Das dieses System auch sozial ist, beweist die Tatsache, daß kein Avendshäuser Grundstückseigentümer damals mehr als 9000,- DM ausgeben brauchte (Die durchschnittlichen Ausgaben pro Grundstück lagen bei genau 8726,-DM) und der heutige durchschnittliche Abwasserpreis im Jahre 2010 liegt bei 0,66 € pro Kubikmeter. 
  
Eine eigene Bewertung für das hier Geschaffene soll an dieser Stelle nicht vorgenommen werden. Nur einige Beurteiligungen aus vielen geschriebenen Diplom- Instituts- und Facharbeiten, Zeitungsberichten, dem Filmbeitrag des NDR und der Live-Sendung des Deutschlandfunks über das Avendshäuser Abwasserreinigungssystem sollen herausgegriffen und zitiert werden. Eine Schülerin schrieb in ihrer Facharbeit Erdkunde: "Nachdem ich mich über die Vor- und Nachteile der Kleinkläranlagen informiert und Tabellen ausgewertet habe, komme ich zu dem Entschluss, dass diese Art Abwasserreinigung und Verwertung eine der wohl sinnvollsten sein muss .... Abschließend kann gesagt werden, dass dieses Prinzip nehezu perfekt ist und dem natürlichen Vorkommen der Ressource Wasser eine große Unterstützung ist." 
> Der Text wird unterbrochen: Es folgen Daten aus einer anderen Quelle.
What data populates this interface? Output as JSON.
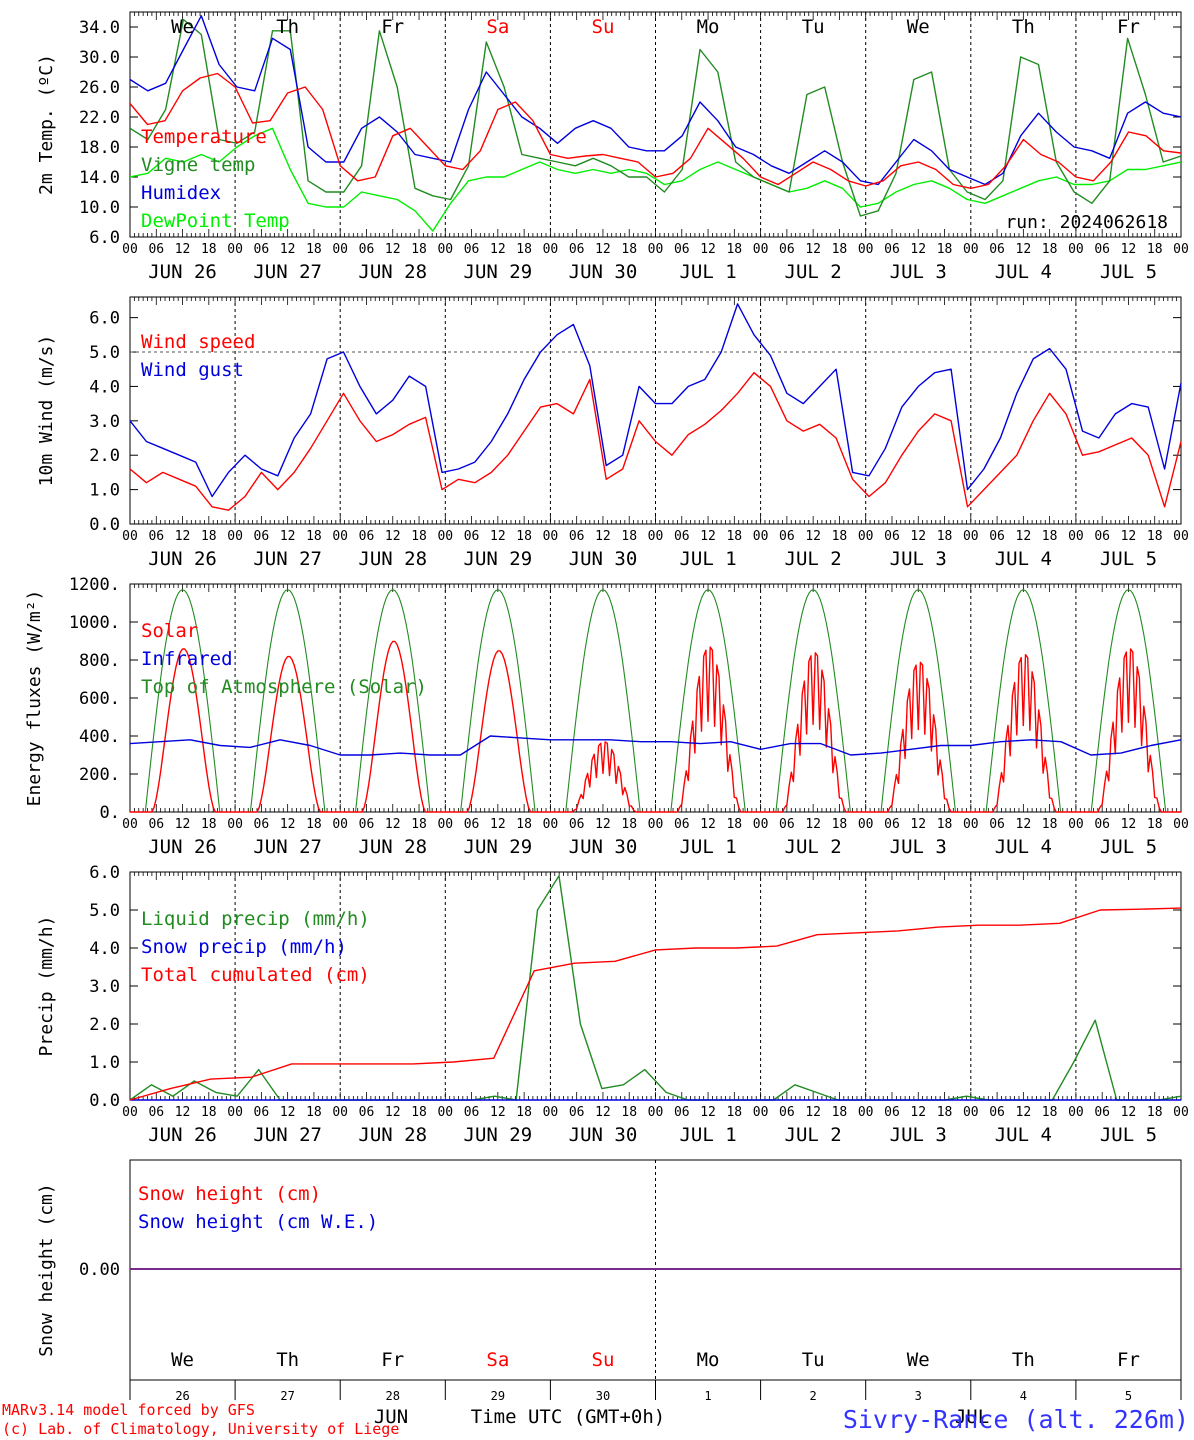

Das Resümee der 1 ½ stündigen Live-Rundfunksendung des Deutschlandfunks aus Köln am 28. Mai 2009 in Avendshausen, bei der 5 Experten über dezentrale Abwasserreinigung diskutierten war: „Avendshausen kann mit Gruppen-Kleinkläranlagen aufwarten und das bei besten Ergebnissen bezogen auf die erreichte Reinwasserqualität sowie die dafür erforderlichen Kosten“.
 
Noch eine Aussage von den vielen Besuchergruppen die sich hier in den letzten Jahren informierten soll zitiert werden, aus Bad Bibra: „Und der Natur geht es dabei gut! Die kleinen Anlagen mit ihren Schilfbeeten nach dem Prinzip von Prof. Löffler klären mindestens genau so gut wie die großen, sind mitunter sogar besser (z. B. bei den Coli-Bakterien)!“
  
Eine durchaus erfolgreiche Gemeinschaft von Bürgern in Avendshausen also die mit Stolz auf 12 Jahre Abwasserreinigung zurückblicken kann, der es gelungen ist die Baukosten der ursprünglich geplanten zentralen Abwasserentsorgung nach Einbeck auf weniger als 1/5 zu senken und die Betriebskosten äußerst gering zu halten.